В постоянной кромешной тьме стерлось всякое чувство времени: минуты незаметно сливались в часы, часы растягивались в дни, а дни, казалось, превращались в бесконечность. Самое течение жизни заблудилось в темноте, передвигаясь неуверенно, на ощупь, то замедляя, то ускоряя шаг.

[Дебют] Татьяна Палатник

ТЬМА

«И сказал Господь Моше: Простри руку твою к небесам,
и будет тьма на земле Мицраима, и осязаемой (непроглядной) будет тьма.»
Исход, 10:21

“Тьма, пришедшая со Средиземного моря, накрыла ненавидимый прокуратором город.” М.А.Булгаков, “Мастер и Маргарита”

Татьяна ПалатникНилей возвращался домой со службы привычной дорогой. На днях он получил повышение, сулящее ему стремительный карьерный рост при дворе фараона. В ближайшем будущем он надеялся войти в состав личной охраны Рамзеса Великого. Отец Нилея гордился бы своим первенцем, воином в пятом поколении, продолжателем традиций своих славных предков, стоявших еще у основания девятнадцатой династии. Несмотря на внушительную родословную, Нилей добивался успехов самостоятельно, не прибегая к протекции, за что и был ценим военным начальством. Гордость и радость от предстоящих свершений переполняли его, однако новая должность требовала ещё больших усилий. Он чувствовал довольную усталость, накопившуюся за последние дни, — несколько бессонных ночей давали о себе знать.

От дворца фараона до дома было полчаса ходу, и Нилей радовался, что увидит жену с детьми еще при свете дня. Несколько странным казалось ему то обстоятельство, что хотя солнце стояло ещё высоко, всё вокруг выглядело каким-то уныло безликим, краски померкли, и перед глазами будто встала серая пелена. Нилей списал это на переутомление. “Надо бы лечь сегодня пораньше и выспаться наконец как следует”, — решил он. Однако, смутная тревога все же овладела его сердцем. Что-то изменилось, но что именно, понять он никак не мог. Казалось, сам воздух загустел и пропускал меньше солнечного света.
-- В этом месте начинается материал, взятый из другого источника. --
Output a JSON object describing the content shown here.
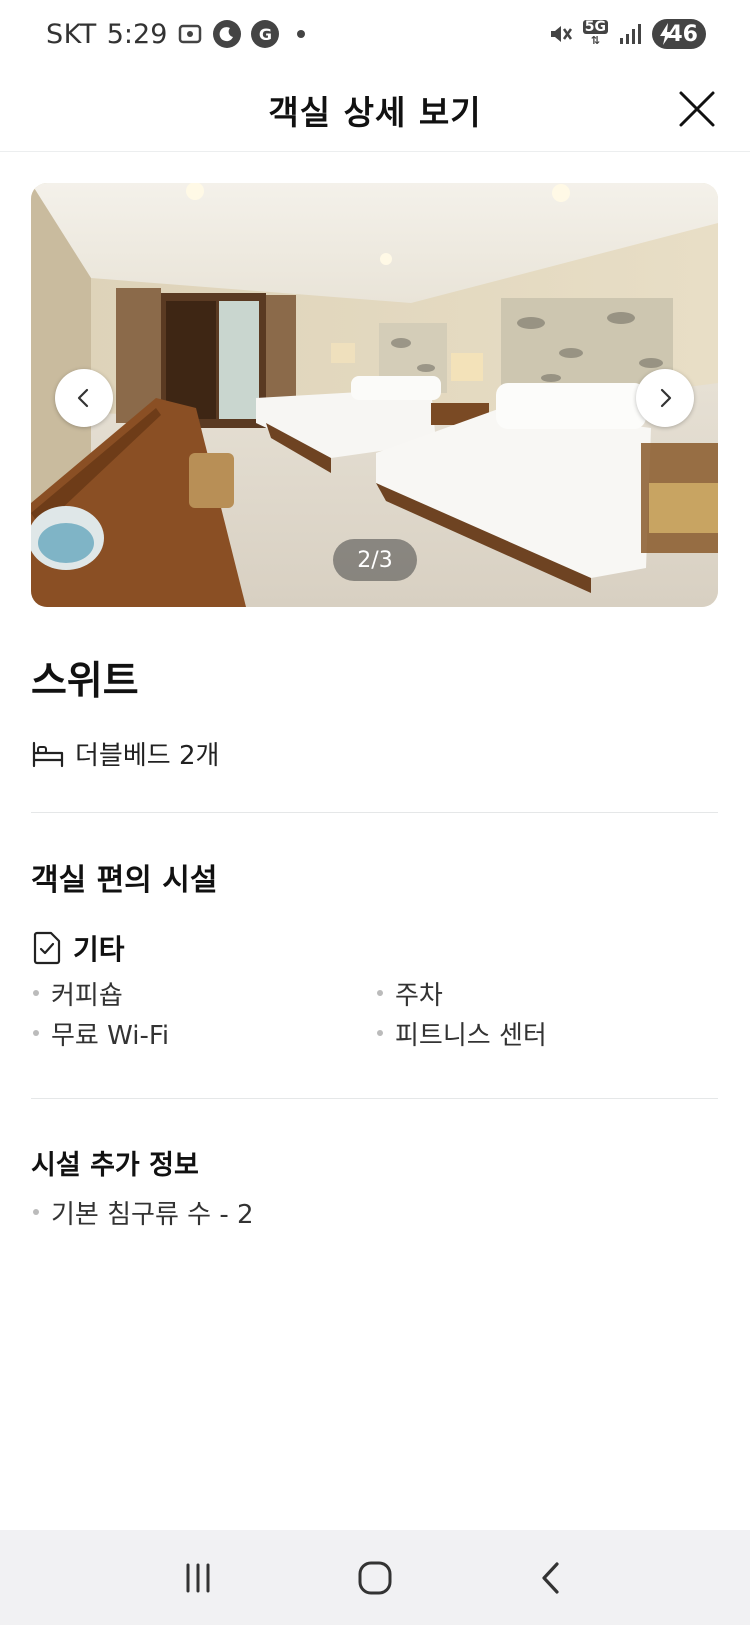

Остановившись, он огляделся по сторонам. На улицах было непривычно пусто, но не это насторожило его. Было что-то ещё, не вполне необъяснимое. Нилей прислушался. Его окружала не сравнимая ни с чем абсолютно мертвая тишина. Будто сама природа затаила дыхание в ожидании чего-то. Ни шелеста листвы, ни шороха ветра, ни щебетанья птиц, ни лая собак, ни привычного городского шума. Он почти уже ощущал эту тишину физически. “Быть может я оглох?” — промелькнула в голове ужасающая мысль. Ничто не могло так напугать отважного воина, как собственное увечье, способнoе поставить крест на его карьере. Тревожный возглас вырвался у него из уст, и тут же вздох облегчения. Нет, со слухом всё в порядке. Тогда что же происходит?

Египтянин направил свой взор к небу. Его обычно ярко-голубой цвет теперь тоже приобрёл невзрачный серый оттенок, сквозь туманную пелену которого, пробивался потемневший, будто выпачкавшийся в золе, диск солнца.

Нилей поспешил войти в дом.

— Тирия, — позвал он, — вели подать еду, я голоден, как лев и устал как вол. Вот и зрение уже подводит меня.

— Ты совсем себя не бережешь,— посочувствовала жена.

— Дети уже спят?

— Да, опять не дождались тебя. Спрашивали, когда ты придёшь. А что я им скажу?

Нилей вздохнул. Ему тоже нечего было сказать в ответ.

За трапезой он всё расспрашивал её о сегодняшнем дне, не заметила ли она чего-то странного.

— Да вроде нет. Хотя, знаешь, как-то сегодня необычно темно, видимо снова надвигается гроза. Надеюсь, она не будет такой же ужасной, как предыдущая.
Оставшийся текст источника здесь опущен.